The Christmas season is many things to many people, but to me it has always been a time to celebrate love and friendship. That’s why I think Max and Louie Productions’ thoroughly wonderful presentation of Stephen Temperley’s comedy Souvenir: A Fantasia on Florence Foster Jenkins just might be the perfect holiday show.
Debby Lennon is ideal as the legendary society matron soprano with the tin ear and Paul Cereghino is the impeccable foil as her accompanist and friend Cosme McMoon. Their story, in Mr. Temperley’s telling, is a tribute to the power of love and friendship. It’s funny, ultimately touching, and brilliantly done under Sydnie Grosberg Ronga’s expert direction. Adding to the polish are Teresa Doggett’s stunning costumes and Dunsi Dai’s elegant set, enhanced greatly by Patrick Huber’s lighting and digital projections.

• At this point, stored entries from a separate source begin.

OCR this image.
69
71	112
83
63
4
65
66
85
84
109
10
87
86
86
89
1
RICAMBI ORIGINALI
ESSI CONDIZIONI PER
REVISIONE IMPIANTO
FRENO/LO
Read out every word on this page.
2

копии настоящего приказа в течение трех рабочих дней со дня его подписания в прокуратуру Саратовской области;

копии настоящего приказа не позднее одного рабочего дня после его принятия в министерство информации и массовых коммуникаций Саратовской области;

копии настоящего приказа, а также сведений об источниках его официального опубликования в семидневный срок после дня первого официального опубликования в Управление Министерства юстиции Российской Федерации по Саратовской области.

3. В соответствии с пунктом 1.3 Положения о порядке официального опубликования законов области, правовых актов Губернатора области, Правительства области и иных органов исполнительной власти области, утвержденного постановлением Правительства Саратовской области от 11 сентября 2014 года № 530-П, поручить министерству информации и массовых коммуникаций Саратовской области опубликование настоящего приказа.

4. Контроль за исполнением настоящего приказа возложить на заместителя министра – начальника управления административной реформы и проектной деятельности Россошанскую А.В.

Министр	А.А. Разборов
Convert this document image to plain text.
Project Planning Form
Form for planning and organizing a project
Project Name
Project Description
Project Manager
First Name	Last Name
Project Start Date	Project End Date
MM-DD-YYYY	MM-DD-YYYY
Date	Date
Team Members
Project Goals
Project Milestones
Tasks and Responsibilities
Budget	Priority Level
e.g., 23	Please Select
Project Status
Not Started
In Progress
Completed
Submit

You might be forgiven for not knowing who Florence Foster Jenkins was. A wealthy New York City patron of the arts, she achieved a kind of cult figure status in the 1920s, 30s, and 40s for her stunningly awful performances of art songs including, most (in)famously, the Queen of the Night’s revenge aria from Mozart’s The Magic Flute (which must be heard to be believed). She even recorded nine of them, all of which are now available on CD, iTunes and (of course) YouTube.
In short, she was the Ed Wood of classical music. Like a certain reality TV show star who has risen to national prominence recently, her self-confidence was inversely proportional to her actual ability. Unlike him, she was a kind and caring person who donated all the proceeds from her private concerts to charity and who inspired affection and loyalty in her friends and admirers.
The role of Ms. Jenkins is a challenging one, requiring a skilled actress who is also a strong singer with a good ear. Ms. Lennon is both of those. She sounds so much like Ms. Jenkins’s recordings that it’s sometimes eerie.
The part of Cosme McMoon offers a different set of challenges, since the actor not only carries the bulk of the story but also must sing and play the piano credibly. Mr. Cereghino is just the man for the job, instantly winning the audience’s affection with his self-effacing humor and his easy confidence at the baby grand. They’re a flawless team.
“An artist,” observes McMoon early in the play, “finds his or her own true voice. Second-raters sound like everyone else. The real ones-when you hear them-there’s no mistaking.” Souvenir is a witty and wise tribute to someone who never sounded like anyone else, and if the final scene (which I refuse to spoil for you) doesn’t break your heart, you don’t have one to break.